The Travel Jones

Spring and the Moon of Liberation

Thursday gratefuls: Travelin’. Truckin’. Grateful Dead, thanks Mark. Diane. Great Sol, out and proud. My Lodgepole Companion performing, as I write, the oh so necessary miracle of photosynthesis. The 60’s and San Francisco. Flowers in my beard, maybe? That day before leavin’ feelin’. Lots to do. Lidocaine patch on. Ready for the day. Living.

Sparks of Joy and Awe: Amtrak

One brief shining: That Travelpro lies on its back right now thrown open, zippers dangling, ready to receive that which I decide I cannot buy in Union Square and that which I’ll need until my new clothes arrive from Bonobo’s, my meds all ready for their placing in those plastic containers so familiar to those geriatric others out there, electronics and their necessary cables, charging apparati are still in place doing their work and will be snatched up last.

 

Oh the things we’ll see and the places we’ll go. As this, the last day before vacation, has arrived my mood has that pre-trip lift. No fussing around. Stop the mail. Get a pedicure. Text Marina about the key for Ana. Gather Hebrew pages. Run the dishwasher. All that kind of thing.

I have some pro-travelers in my life. My brother Mark has lived most of his adult life on the road, out of the country. Hopping from Southeast Asia to Saudi Arabia depending on work and his whim. My sister Mary has lived most of her adult life in Southeast Asia. She’s made the most of it, not thinking twice about traveling around the world to visit friends and family, for work helping the educational systems of various countries, teaching in Japan. My son travels internationally many times a year, currently lives in Korea, before that Singapore and Hawai’i. My buddy Mark (aka Mario, Sam) Odegard has made of travel an art form, a venue for taking risks, for learning about new cultures, for adventures with Babbet. Friend Paul Strickland has visited many countries, gone round the world. Tom traveled for work, a lot. Me? I look at them and marvel. How they can decide just what to take. Make all the arrangements,handle the inevitable snafus. They are my role models.

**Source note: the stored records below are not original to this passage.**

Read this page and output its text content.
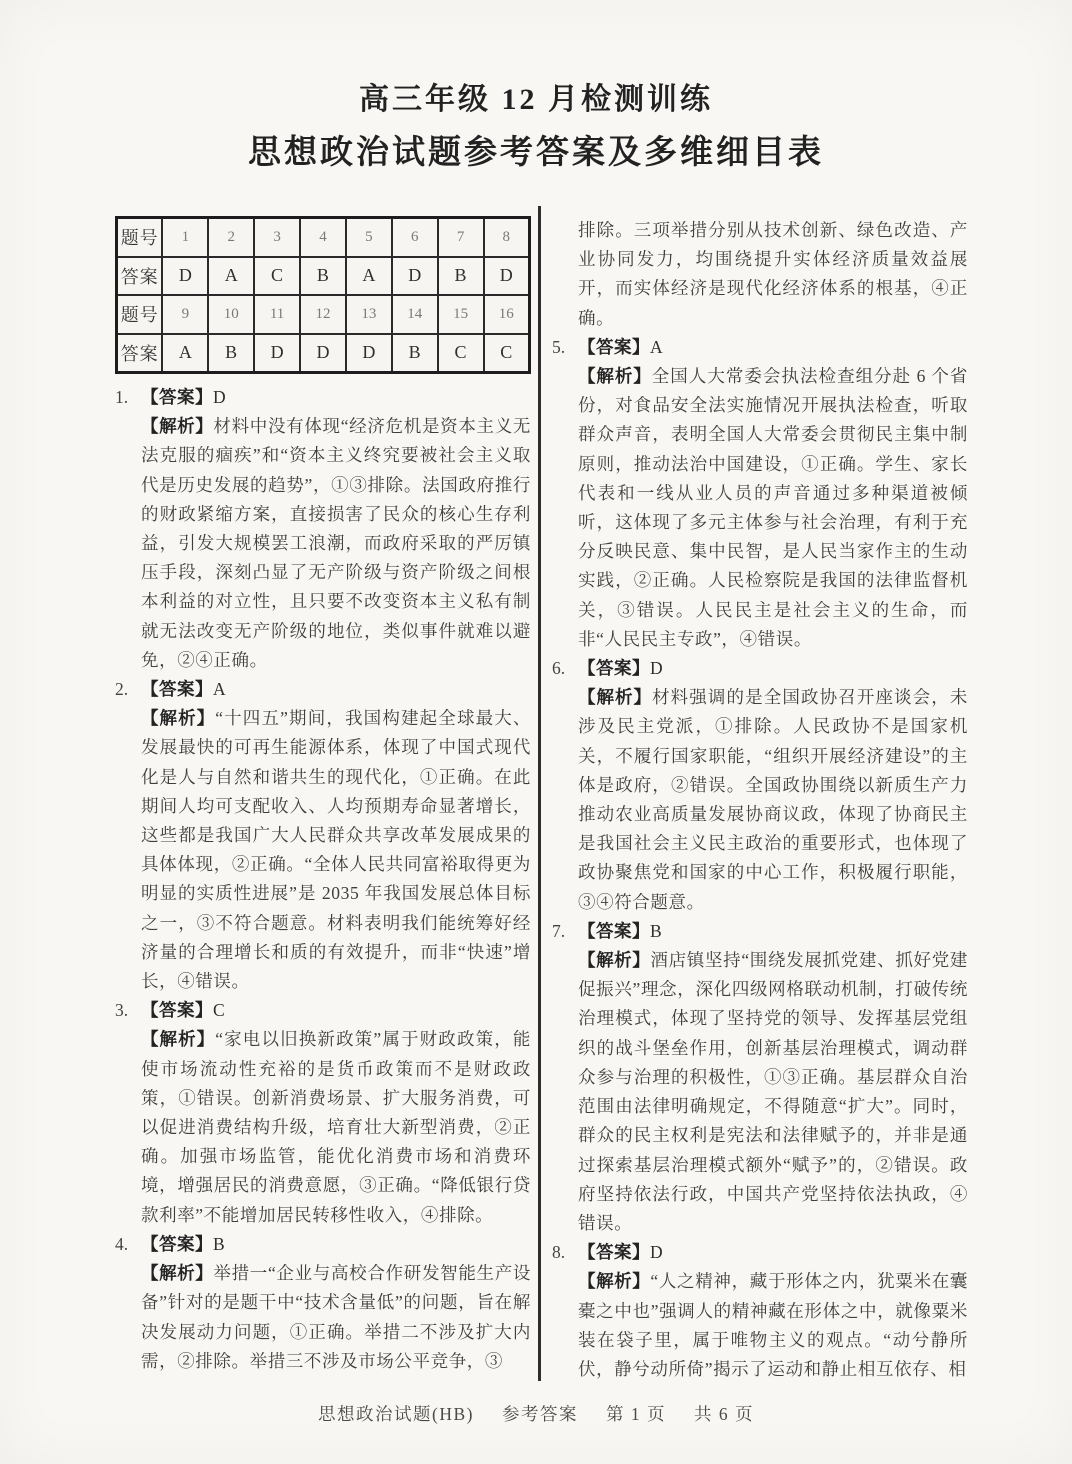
高三年级 12 月检测训练
思想政治试题参考答案及多维细目表
题号	1	2	3	4	5	6	7	8
答案	D	A	C	B	A	D	B	D
题号	9	10	11	12	13	14	15	16
答案	A	B	D	D	D	B	C	C
1. 【答案】D
【解析】材料中没有体现“经济危机是资本主义无法克服的痼疾”和“资本主义终究要被社会主义取代是历史发展的趋势”，①③排除。法国政府推行的财政紧缩方案，直接损害了民众的核心生存利益，引发大规模罢工浪潮，而政府采取的严厉镇压手段，深刻凸显了无产阶级与资产阶级之间根本利益的对立性，且只要不改变资本主义私有制就无法改变无产阶级的地位，类似事件就难以避免，②④正确。
2. 【答案】A
【解析】“十四五”期间，我国构建起全球最大、发展最快的可再生能源体系，体现了中国式现代化是人与自然和谐共生的现代化，①正确。在此期间人均可支配收入、人均预期寿命显著增长，这些都是我国广大人民群众共享改革发展成果的具体体现，②正确。“全体人民共同富裕取得更为明显的实质性进展”是 2035 年我国发展总体目标之一，③不符合题意。材料表明我们能统筹好经济量的合理增长和质的有效提升，而非“快速”增长，④错误。
3. 【答案】C
【解析】“家电以旧换新政策”属于财政政策，能使市场流动性充裕的是货币政策而不是财政政策，①错误。创新消费场景、扩大服务消费，可以促进消费结构升级，培育壮大新型消费，②正确。加强市场监管，能优化消费市场和消费环境，增强居民的消费意愿，③正确。“降低银行贷款利率”不能增加居民转移性收入，④排除。
4. 【答案】B
【解析】举措一“企业与高校合作研发智能生产设备”针对的是题干中“技术含量低”的问题，旨在解决发展动力问题，①正确。举措二不涉及扩大内需，②排除。举措三不涉及市场公平竞争，③
排除。三项举措分别从技术创新、绿色改造、产业协同发力，均围绕提升实体经济质量效益展开，而实体经济是现代化经济体系的根基，④正确。
5. 【答案】A
【解析】全国人大常委会执法检查组分赴 6 个省份，对食品安全法实施情况开展执法检查，听取群众声音，表明全国人大常委会贯彻民主集中制原则，推动法治中国建设，①正确。学生、家长代表和一线从业人员的声音通过多种渠道被倾听，这体现了多元主体参与社会治理，有利于充分反映民意、集中民智，是人民当家作主的生动实践，②正确。人民检察院是我国的法律监督机关，③错误。人民民主是社会主义的生命，而非“人民民主专政”，④错误。
6. 【答案】D
【解析】材料强调的是全国政协召开座谈会，未涉及民主党派，①排除。人民政协不是国家机关，不履行国家职能，“组织开展经济建设”的主体是政府，②错误。全国政协围绕以新质生产力推动农业高质量发展协商议政，体现了协商民主是我国社会主义民主政治的重要形式，也体现了政协聚焦党和国家的中心工作，积极履行职能，③④符合题意。
7. 【答案】B
【解析】酒店镇坚持“围绕发展抓党建、抓好党建促振兴”理念，深化四级网格联动机制，打破传统治理模式，体现了坚持党的领导、发挥基层党组织的战斗堡垒作用，创新基层治理模式，调动群众参与治理的积极性，①③正确。基层群众自治范围由法律明确规定，不得随意“扩大”。同时，群众的民主权利是宪法和法律赋予的，并非是通过探索基层治理模式额外“赋予”的，②错误。政府坚持依法行政，中国共产党坚持依法执政，④错误。
8. 【答案】D
【解析】“人之精神，藏于形体之内，犹粟米在囊橐之中也”强调人的精神藏在形体之中，就像粟米装在袋子里，属于唯物主义的观点。“动兮静所伏，静兮动所倚”揭示了运动和静止相互依存、相
思想政治试题(HB) 参考答案 第 1 页 共 6 页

Well, two more. Mom and Dad. Mom made the daring decision to join the WAC’s in WWII, getting sent to Europe and north Africa with the Signal corps. She saw Algiers, Capri, Rome, London. The first of our small family to leave the country for points beyond these shores. Dad though. He was the ur traveler even though he only got beyond North America once as far as I know. He just loved to go. We went to Oklahoma a lot. His birthplace and mine. We went to Canada, to Stratford, Ontario. We went to state parks in Indiana, to Air Force base museums. After his sort of retirement, he and his then wife, Rosemary, traveled Indiana going to places with curiosities that Dad wanted to see for himself like the really big ball of twine or the river that disappeared.

Though I’ve been more modest in my getaways, I’ve had my share. What I do have though is the travel jones. Every once in a while, I need to go somewhere. Of late, I’ve let inertia tamp that down, but like any jones it’s never really gone. It awaits only a pretty picture of somewhere far away, or a lecturer mentioning the churning of the sea of milk to get me on Kayak or the Amtrak website.